Flag of Afrin Canton
Strongly influenced by the 30 year guerrilla war waged by the Kurdish Workers Party (PKK), the main political party representing the Rojava Kurds, the People's Democratic Party (PYD), as well as the less powerful Kurdish National Council (KNC), have established a system of autonomous self-rule based on the Swiss canton system of government.  The PYD and KNC have organized 3 cantons, one of which, Afrin, is run by a women prime minister, Hevi Ibrahim Mustefa.  They also have organized TEV-DEM which is an inclusive coalition that rules the Rojava autonomous region.

According to its constitution, the administration of the de facto autonomous region is committed to international human rights as embodied in international law. The Rojava Kurdish administration emphasizes equal rights for women and a ban on polygamy. Because the region is ethnically diverse, religious freedom and equality is guaranteed to all ethnic groups including Yazidis, Christians, Turkmen, Arabs, and Armenians.  Capital punishment and torture are also banned.  Reports from minorities living among the Rojava Kurds indicate they are  highly satisfied at how they are treated.

Women units of the armed militia, the YPJ (Women's Defense Units), have played a key role in preventing the Dacsh from expanding its area into Kurdish inhabited areas along the Syrian-Turkish border.  The strength of these units, whose losses almost approximate those of their male counterpart, the YPG, indicates that Rojava Kurdish women have been critical to Kurdish victories at Kobani, and elsewhere, where the Dacsh lost thousands of fighters.

Women and fighting terrorism  If the Middle East is going to see any meaningful progress, women must escape the shackles in which they presently bound.  While educated women from the upper middle and upper classes in many countries of the Middle East experience little state control over their lives, middle and lower class women, as well as women workers and peasants are still decidedly second-class citizens.
YPJ Commander Jiyan, near Ayn 'Issa, Raqqa, July 1, 2015
Tunisian women demonstrate the need for women to become organized so that they can define their own interests, set their own agendas and fight for their rights only when the (male dominated) state allows them to do so.  The women of the Rojava semi-autonomous region have gone several steps further.  Not only do they have organizations through which to pursue their rights, but they are a core component of the nascent Kurdish state which is being built on the ashes of former Syrian Bacth Party rule.

When women have power and can assert themselves, men do not take them for granted and see them merely as "property," or commodities, designed to serve their physical and emotional needs.

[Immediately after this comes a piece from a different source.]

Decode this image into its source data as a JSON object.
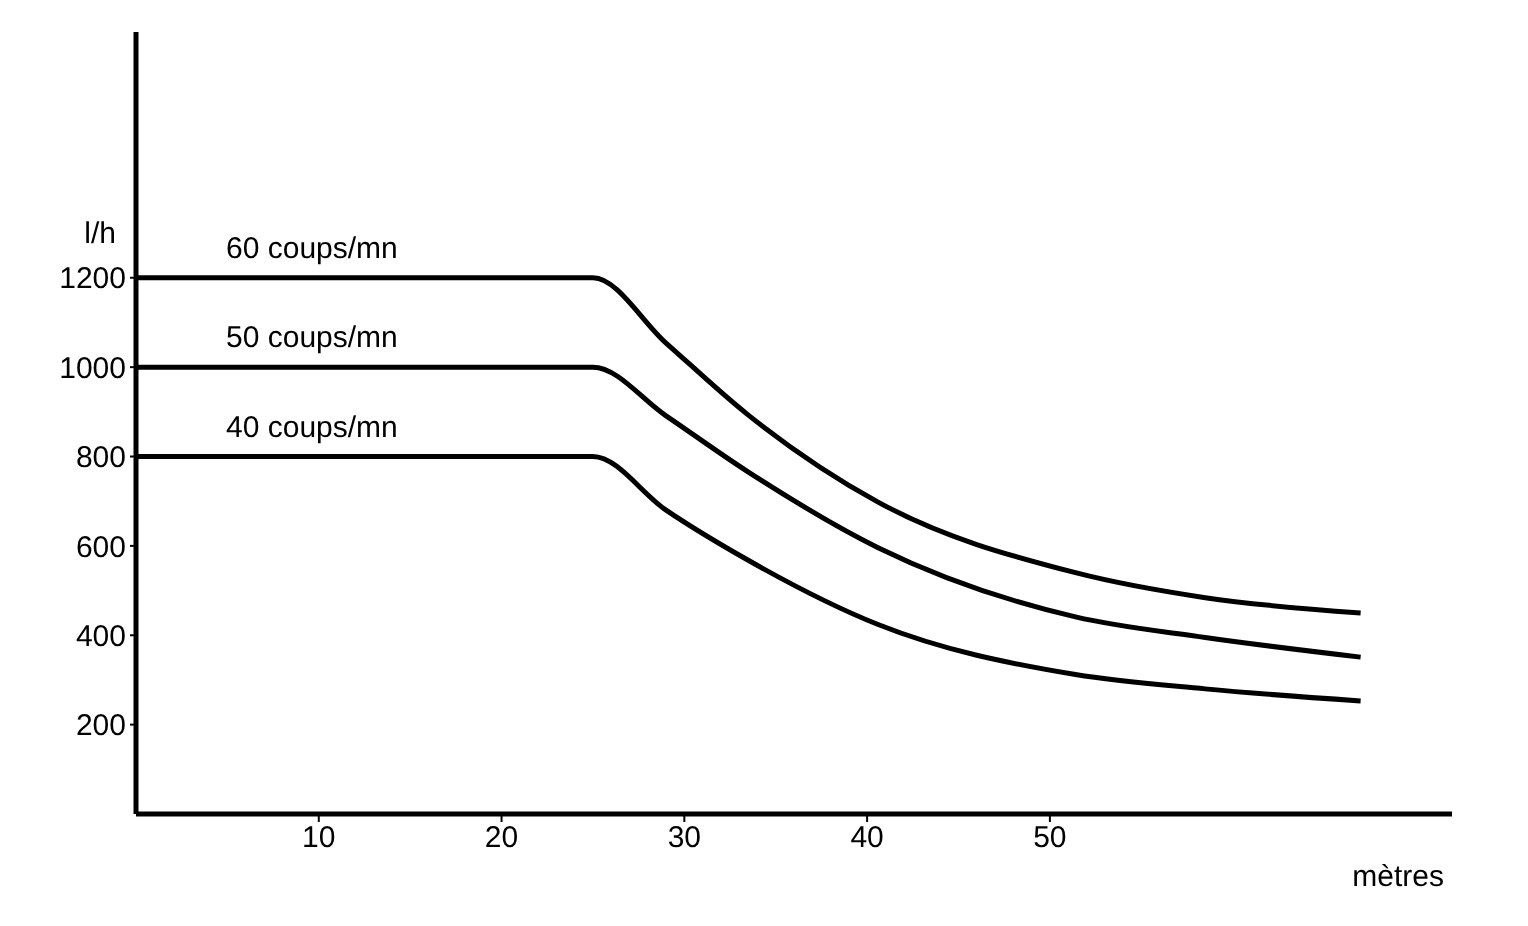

Indeed, this has been the manner in which  Dacsh has attempted to legitimate their seizure and treatment of women.  In their view, women are property, not human beings and, if they're not Muslim, then they become the "spoils of war."

Women's rights constitute a core component in the fight against terrorism in the region.  Youth come to fight for Dacsh because they receive money, a sense of belonging which they usually lack in the areas from which they come, but also sexual pleasure in the form of the extensive system of sex slavery implemented by the tyrant (and rapist), "Caliph Ibrahim."

Thus the struggle against terrorism in the Middle East - including radical extremism, violence and brutality - begins with women achieving equal status with men, and forcing men to rethink and restructure their patriarchal norms and behavior patterns in the process. What many males in the Middle East and elsewhere view as a peripheral issue is actually at the core of bettering not only the region but all societies.